In its subtext, Wilde’s movie has the sense of the 1950s American stereotype of the nuclear family and father knows best mentality. This is coupled with dramatic scenes that in spirit try to capture the social commentary of Henrick Ibsen’s plays, whereby the female characters felt trapped by the social malaises and men of their time.
Despite this, I don’t think Wilde is saying anything particularly groundbreaking or potent on a thematic level. Part of this comes from very rushed third-act plotting that pulls down the curtain of its mystery box in ways that mystify the audience in its thematic implications.
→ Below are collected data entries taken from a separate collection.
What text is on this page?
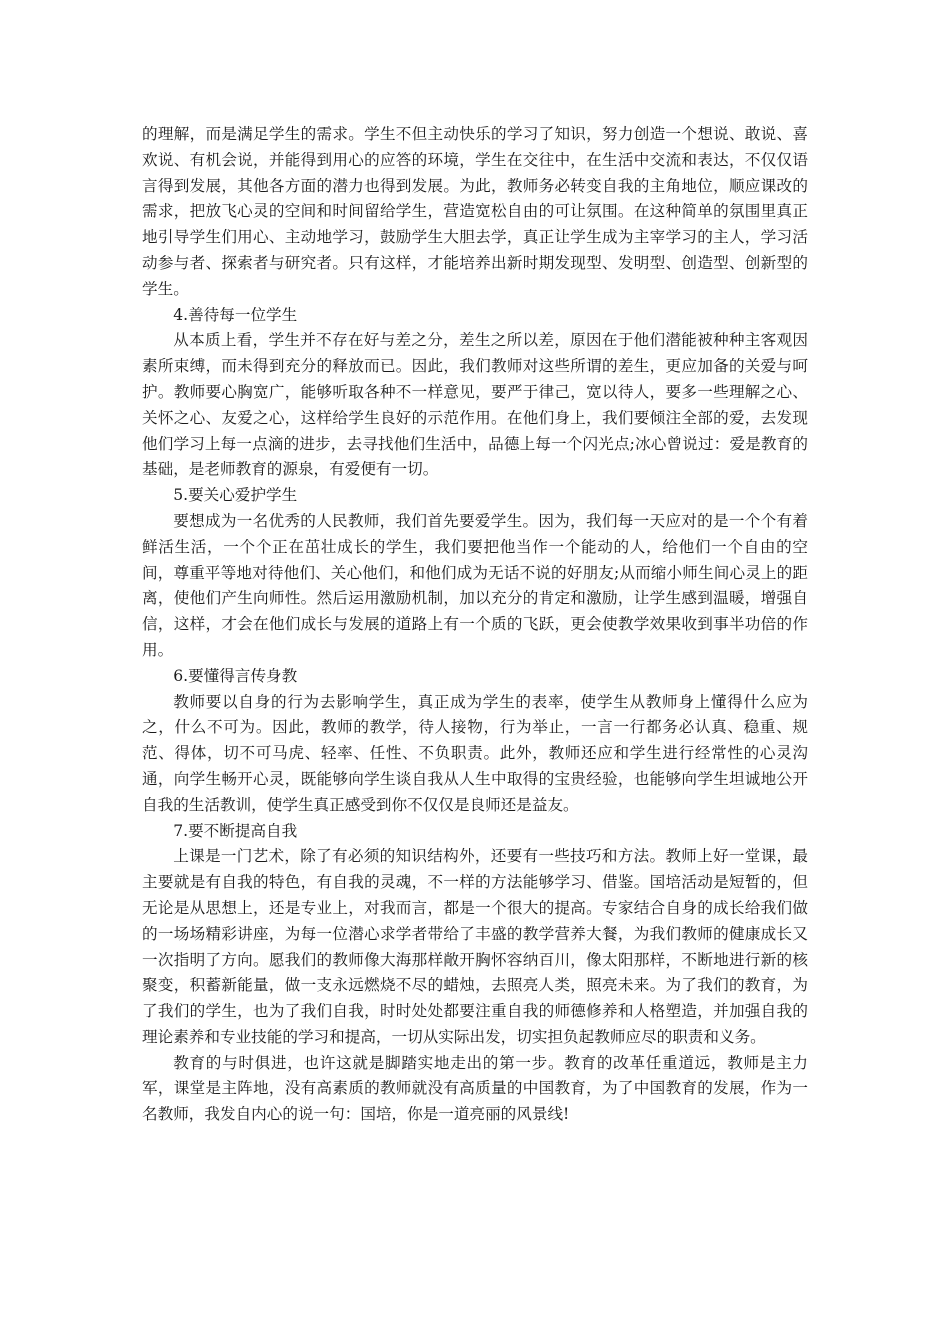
的理解，而是满足学生的需求。学生不但主动快乐的学习了知识，努力创造一个想说、敢说、喜欢说、有机会说，并能得到用心的应答的环境，学生在交往中，在生活中交流和表达，不仅仅语言得到发展，其他各方面的潜力也得到发展。为此，教师务必转变自我的主角地位，顺应课改的需求，把放飞心灵的空间和时间留给学生，营造宽松自由的可让氛围。在这种简单的氛围里真正地引导学生们用心、主动地学习，鼓励学生大胆去学，真正让学生成为主宰学习的主人，学习活动参与者、探索者与研究者。只有这样，才能培养出新时期发现型、发明型、创造型、创新型的学生。

4.善待每一位学生

从本质上看，学生并不存在好与差之分，差生之所以差，原因在于他们潜能被种种主客观因素所束缚，而未得到充分的释放而已。因此，我们教师对这些所谓的差生，更应加备的关爱与呵护。教师要心胸宽广，能够听取各种不一样意见，要严于律己，宽以待人，要多一些理解之心、关怀之心、友爱之心，这样给学生良好的示范作用。在他们身上，我们要倾注全部的爱，去发现他们学习上每一点滴的进步，去寻找他们生活中，品德上每一个闪光点;冰心曾说过：爱是教育的基础，是老师教育的源泉，有爱便有一切。

5.要关心爱护学生

要想成为一名优秀的人民教师，我们首先要爱学生。因为，我们每一天应对的是一个个有着鲜活生活，一个个正在茁壮成长的学生，我们要把他当作一个能动的人，给他们一个自由的空间，尊重平等地对待他们、关心他们，和他们成为无话不说的好朋友;从而缩小师生间心灵上的距离，使他们产生向师性。然后运用激励机制，加以充分的肯定和激励，让学生感到温暖，增强自信，这样，才会在他们成长与发展的道路上有一个质的飞跃，更会使教学效果收到事半功倍的作用。

6.要懂得言传身教

教师要以自身的行为去影响学生，真正成为学生的表率，使学生从教师身上懂得什么应为之，什么不可为。因此，教师的教学，待人接物，行为举止，一言一行都务必认真、稳重、规范、得体，切不可马虎、轻率、任性、不负职责。此外，教师还应和学生进行经常性的心灵沟通，向学生畅开心灵，既能够向学生谈自我从人生中取得的宝贵经验，也能够向学生坦诚地公开自我的生活教训，使学生真正感受到你不仅仅是良师还是益友。

7.要不断提高自我

上课是一门艺术，除了有必须的知识结构外，还要有一些技巧和方法。教师上好一堂课，最主要就是有自我的特色，有自我的灵魂，不一样的方法能够学习、借鉴。国培活动是短暂的，但无论是从思想上，还是专业上，对我而言，都是一个很大的提高。专家结合自身的成长给我们做的一场场精彩讲座，为每一位潜心求学者带给了丰盛的教学营养大餐，为我们教师的健康成长又一次指明了方向。愿我们的教师像大海那样敞开胸怀容纳百川，像太阳那样，不断地进行新的核聚变，积蓄新能量，做一支永远燃烧不尽的蜡烛，去照亮人类，照亮未来。为了我们的教育，为了我们的学生，也为了我们自我，时时处处都要注重自我的师德修养和人格塑造，并加强自我的理论素养和专业技能的学习和提高，一切从实际出发，切实担负起教师应尽的职责和义务。

教育的与时俱进，也许这就是脚踏实地走出的第一步。教育的改革任重道远，教师是主力军，课堂是主阵地，没有高素质的教师就没有高质量的中国教育，为了中国教育的发展，作为一名教师，我发自内心的说一句：国培，你是一道亮丽的风景线!
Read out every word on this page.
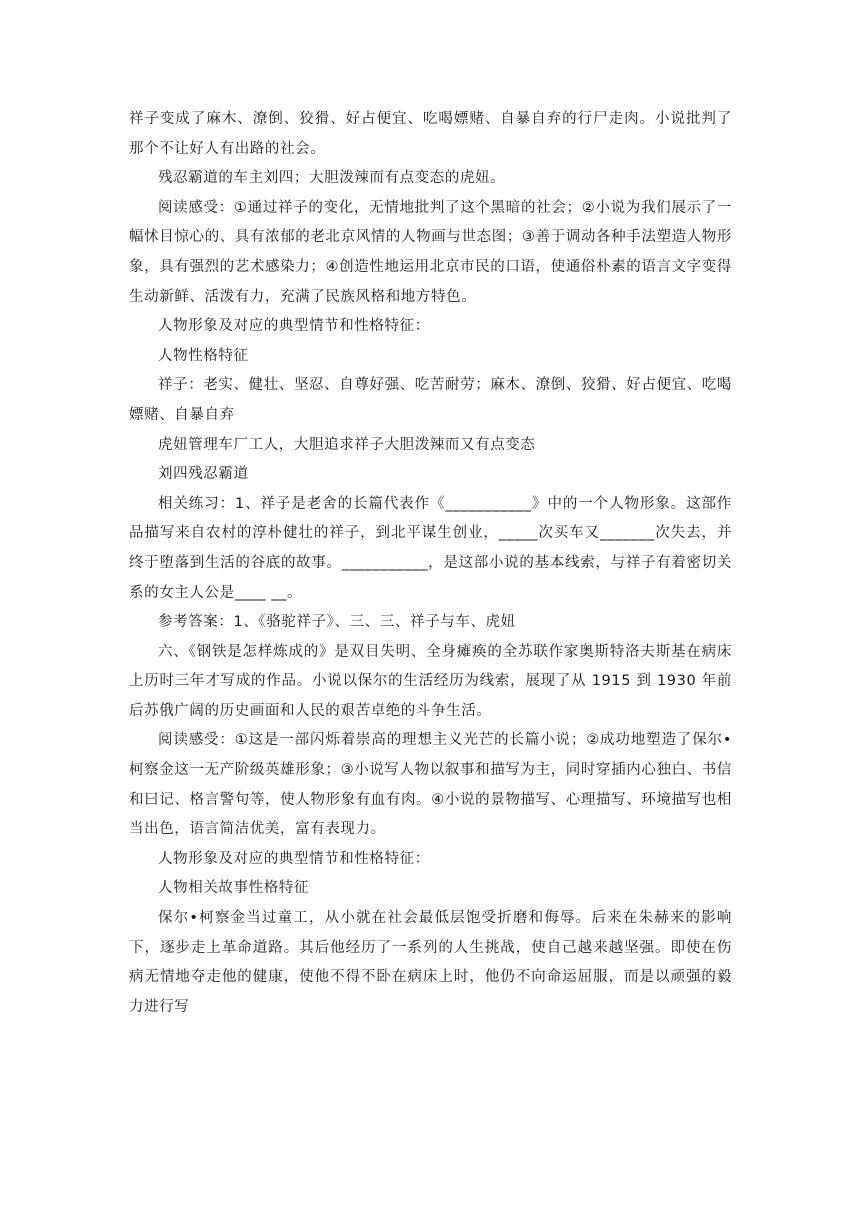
祥子变成了麻木、潦倒、狡猾、好占便宜、吃喝嫖赌、自暴自弃的行尸走肉。小说批判了那个不让好人有出路的社会。

残忍霸道的车主刘四；大胆泼辣而有点变态的虎妞。

阅读感受：①通过祥子的变化，无情地批判了这个黑暗的社会；②小说为我们展示了一幅怵目惊心的、具有浓郁的老北京风情的人物画与世态图；③善于调动各种手法塑造人物形象，具有强烈的艺术感染力；④创造性地运用北京市民的口语，使通俗朴素的语言文字变得生动新鲜、活泼有力，充满了民族风格和地方特色。

人物形象及对应的典型情节和性格特征：

人物性格特征

祥子：老实、健壮、坚忍、自尊好强、吃苦耐劳；麻木、潦倒、狡猾、好占便宜、吃喝嫖赌、自暴自弃

虎妞管理车厂工人，大胆追求祥子大胆泼辣而又有点变态

刘四残忍霸道

相关练习：1、祥子是老舍的长篇代表作《___________》中的一个人物形象。这部作品描写来自农村的淳朴健壮的祥子，到北平谋生创业，_____次买车又_______次失去，并终于堕落到生活的谷底的故事。___________，是这部小说的基本线索，与祥子有着密切关系的女主人公是____ __。

参考答案：1、《骆驼祥子》、三、三、祥子与车、虎妞

六、《钢铁是怎样炼成的》是双目失明、全身瘫痪的全苏联作家奥斯特洛夫斯基在病床上历时三年才写成的作品。小说以保尔的生活经历为线索，展现了从 1915 到 1930 年前后苏俄广阔的历史画面和人民的艰苦卓绝的斗争生活。

阅读感受：①这是一部闪烁着崇高的理想主义光芒的长篇小说；②成功地塑造了保尔•柯察金这一无产阶级英雄形象；③小说写人物以叙事和描写为主，同时穿插内心独白、书信和曰记、格言警句等，使人物形象有血有肉。④小说的景物描写、心理描写、环境描写也相当出色，语言简洁优美，富有表现力。

人物形象及对应的典型情节和性格特征：

人物相关故事性格特征

保尔•柯察金当过童工，从小就在社会最低层饱受折磨和侮辱。后来在朱赫来的影响下，逐步走上革命道路。其后他经历了一系列的人生挑战，使自己越来越坚强。即使在伤病无情地夺走他的健康，使他不得不卧在病床上时，他仍不向命运屈服，而是以顽强的毅力进行写
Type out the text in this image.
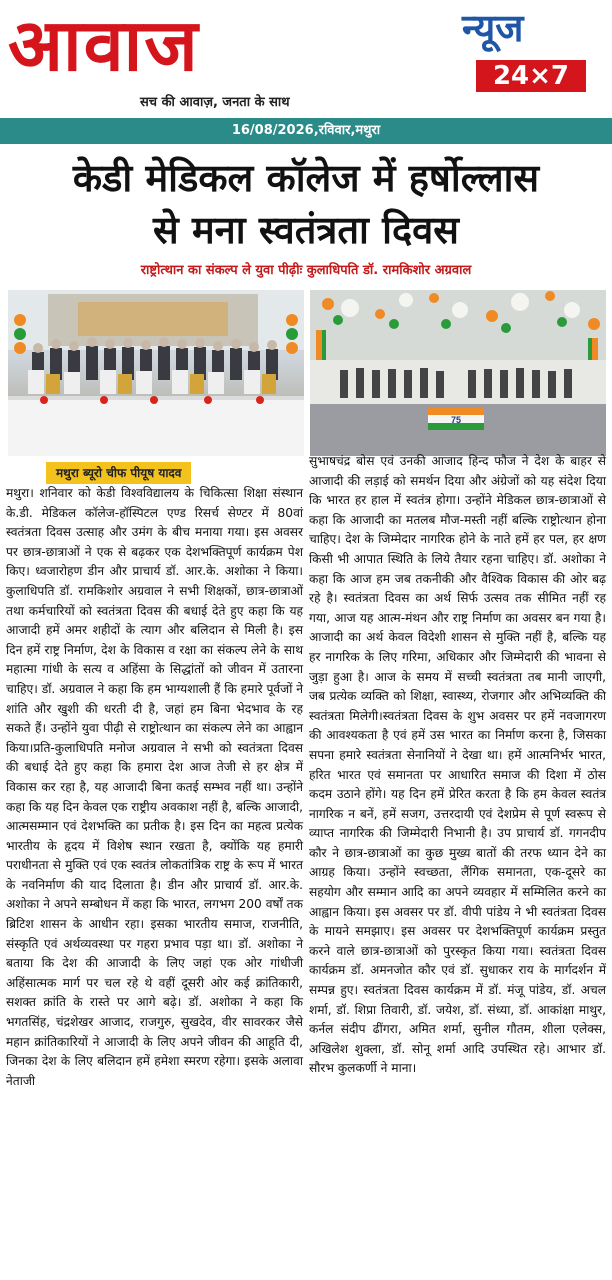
आवाज	न्यूज
24×7
सच की आवाज़, जनता के साथ
16/08/2026,रविवार,मथुरा
केडी मेडिकल कॉलेज में हर्षोल्लास
से मना स्वतंत्रता दिवस
राष्ट्रोत्थान का संकल्प ले युवा पीढ़ीः कुलाधिपति डॉ. रामकिशोर अग्रवाल
75
मथुरा ब्यूरो चीफ पीयूष यादव

मथुरा। शनिवार को केडी विश्वविद्यालय के चिकित्सा शिक्षा संस्थान के.डी. मेडिकल कॉलेज-हॉस्पिटल एण्ड रिसर्च सेण्टर में 80वां स्वतंत्रता दिवस उत्साह और उमंग के बीच मनाया गया। इस अवसर पर छात्र-छात्राओं ने एक से बढ़कर एक देशभक्तिपूर्ण कार्यक्रम पेश किए। ध्वजारोहण डीन और प्राचार्य डॉ. आर.के. अशोका ने किया। कुलाधिपति डॉ. रामकिशोर अग्रवाल ने सभी शिक्षकों, छात्र-छात्राओं तथा कर्मचारियों को स्वतंत्रता दिवस की बधाई देते हुए कहा कि यह आजादी हमें अमर शहीदों के त्याग और बलिदान से मिली है। इस दिन हमें राष्ट्र निर्माण, देश के विकास व रक्षा का संकल्प लेने के साथ महात्मा गांधी के सत्य व अहिंसा के सिद्धांतों को जीवन में उतारना चाहिए। डॉ. अग्रवाल ने कहा कि हम भाग्यशाली हैं कि हमारे पूर्वजों ने शांति और खुशी की धरती दी है, जहां हम बिना भेदभाव के रह सकते हैं। उन्होंने युवा पीढ़ी से राष्ट्रोत्थान का संकल्प लेने का आह्वान किया।प्रति-कुलाधिपति मनोज अग्रवाल ने सभी को स्वतंत्रता दिवस की बधाई देते हुए कहा कि हमारा देश आज तेजी से हर क्षेत्र में विकास कर रहा है, यह आजादी बिना कतई सम्भव नहीं था। उन्होंने कहा कि यह दिन केवल एक राष्ट्रीय अवकाश नहीं है, बल्कि आजादी, आत्मसम्मान एवं देशभक्ति का प्रतीक है। इस दिन का महत्व प्रत्येक भारतीय के हृदय में विशेष स्थान रखता है, क्योंकि यह हमारी पराधीनता से मुक्ति एवं एक स्वतंत्र लोकतांत्रिक राष्ट्र के रूप में भारत के नवनिर्माण की याद दिलाता है। डीन और प्राचार्य डॉ. आर.के. अशोका ने अपने सम्बोधन में कहा कि भारत, लगभग 200 वर्षों तक ब्रिटिश शासन के आधीन रहा। इसका भारतीय समाज, राजनीति, संस्कृति एवं अर्थव्यवस्था पर गहरा प्रभाव पड़ा था। डॉ. अशोका ने बताया कि देश की आजादी के लिए जहां एक ओर गांधीजी अहिंसात्मक मार्ग पर चल रहे थे वहीं दूसरी ओर कई क्रांतिकारी, सशक्त क्रांति के रास्ते पर आगे बढ़े। डॉ. अशोका ने कहा कि भगतसिंह, चंद्रशेखर आजाद, राजगुरु, सुखदेव, वीर सावरकर जैसे महान क्रांतिकारियों ने आजादी के लिए अपने जीवन की आहूति दी, जिनका देश के लिए बलिदान हमें हमेशा स्मरण रहेगा। इसके अलावा नेताजी

सुभाषचंद्र बोस एवं उनकी आजाद हिन्द फौज ने देश के बाहर से आजादी की लड़ाई को समर्थन दिया और अंग्रेजों को यह संदेश दिया कि भारत हर हाल में स्वतंत्र होगा। उन्होंने मेडिकल छात्र-छात्राओं से कहा कि आजादी का मतलब मौज-मस्ती नहीं बल्कि राष्ट्रोत्थान होना चाहिए। देश के जिम्मेदार नागरिक होने के नाते हमें हर पल, हर क्षण किसी भी आपात स्थिति के लिये तैयार रहना चाहिए। डॉ. अशोका ने कहा कि आज हम जब तकनीकी और वैश्विक विकास की ओर बढ़ रहे है। स्वतंत्रता दिवस का अर्थ सिर्फ उत्सव तक सीमित नहीं रह गया, आज यह आत्म-मंथन और राष्ट्र निर्माण का अवसर बन गया है। आजादी का अर्थ केवल विदेशी शासन से मुक्ति नहीं है, बल्कि यह हर नागरिक के लिए गरिमा, अधिकार और जिम्मेदारी की भावना से जुड़ा हुआ है। आज के समय में सच्ची स्वतंत्रता तब मानी जाएगी, जब प्रत्येक व्यक्ति को शिक्षा, स्वास्थ्य, रोजगार और अभिव्यक्ति की स्वतंत्रता मिलेगी।स्वतंत्रता दिवस के शुभ अवसर पर हमें नवजागरण की आवश्यकता है एवं हमें उस भारत का निर्माण करना है, जिसका सपना हमारे स्वतंत्रता सेनानियों ने देखा था। हमें आत्मनिर्भर भारत, हरित भारत एवं समानता पर आधारित समाज की दिशा में ठोस कदम उठाने होंगे। यह दिन हमें प्रेरित करता है कि हम केवल स्वतंत्र नागरिक न बनें, हमें सजग, उत्तरदायी एवं देशप्रेम से पूर्ण स्वरूप से व्याप्त नागरिक की जिम्मेदारी निभानी है। उप प्राचार्य डॉ. गगनदीप कौर ने छात्र-छात्राओं का कुछ मुख्य बातों की तरफ ध्यान देने का आग्रह किया। उन्होंने स्वच्छता, लैंगिक समानता, एक-दूसरे का सहयोग और सम्मान आदि का अपने व्यवहार में सम्मिलित करने का आह्वान किया। इस अवसर पर डॉ. वीपी पांडेय ने भी स्वतंत्रता दिवस के मायने समझाए। इस अवसर पर देशभक्तिपूर्ण कार्यक्रम प्रस्तुत करने वाले छात्र-छात्राओं को पुरस्कृत किया गया। स्वतंत्रता दिवस कार्यक्रम डॉ. अमनजोत कौर एवं डॉ. सुधाकर राय के मार्गदर्शन में सम्पन्न हुए। स्वतंत्रता दिवस कार्यक्रम में डॉ. मंजू पांडेय, डॉ. अचल शर्मा, डॉ. शिप्रा तिवारी, डॉ. जयेश, डॉ. संध्या, डॉ. आकांक्षा माथुर, कर्नल संदीप ढींगरा, अमित शर्मा, सुनील गौतम, शीला एलेक्स, अखिलेश शुक्ला, डॉ. सोनू शर्मा आदि उपस्थित रहे। आभार डॉ. सौरभ कुलकर्णी ने माना।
In this way, I was reminded of another 2022 movie, The Batman. Like that film, I wish Don’t Worry Darling was more subversive and interesting as opposed to feeling like it’s pulling its punches in its meaning. However, Florence Pugh’s powerhouse central performance and Wilde’s direction kept me engaged.
But as it stands, Don’t Worry Darling is just not that interesting compared to similar movies that explore disenchanted and paranoid female protagonists such as Black Swan, Spencer and The Invisible Man.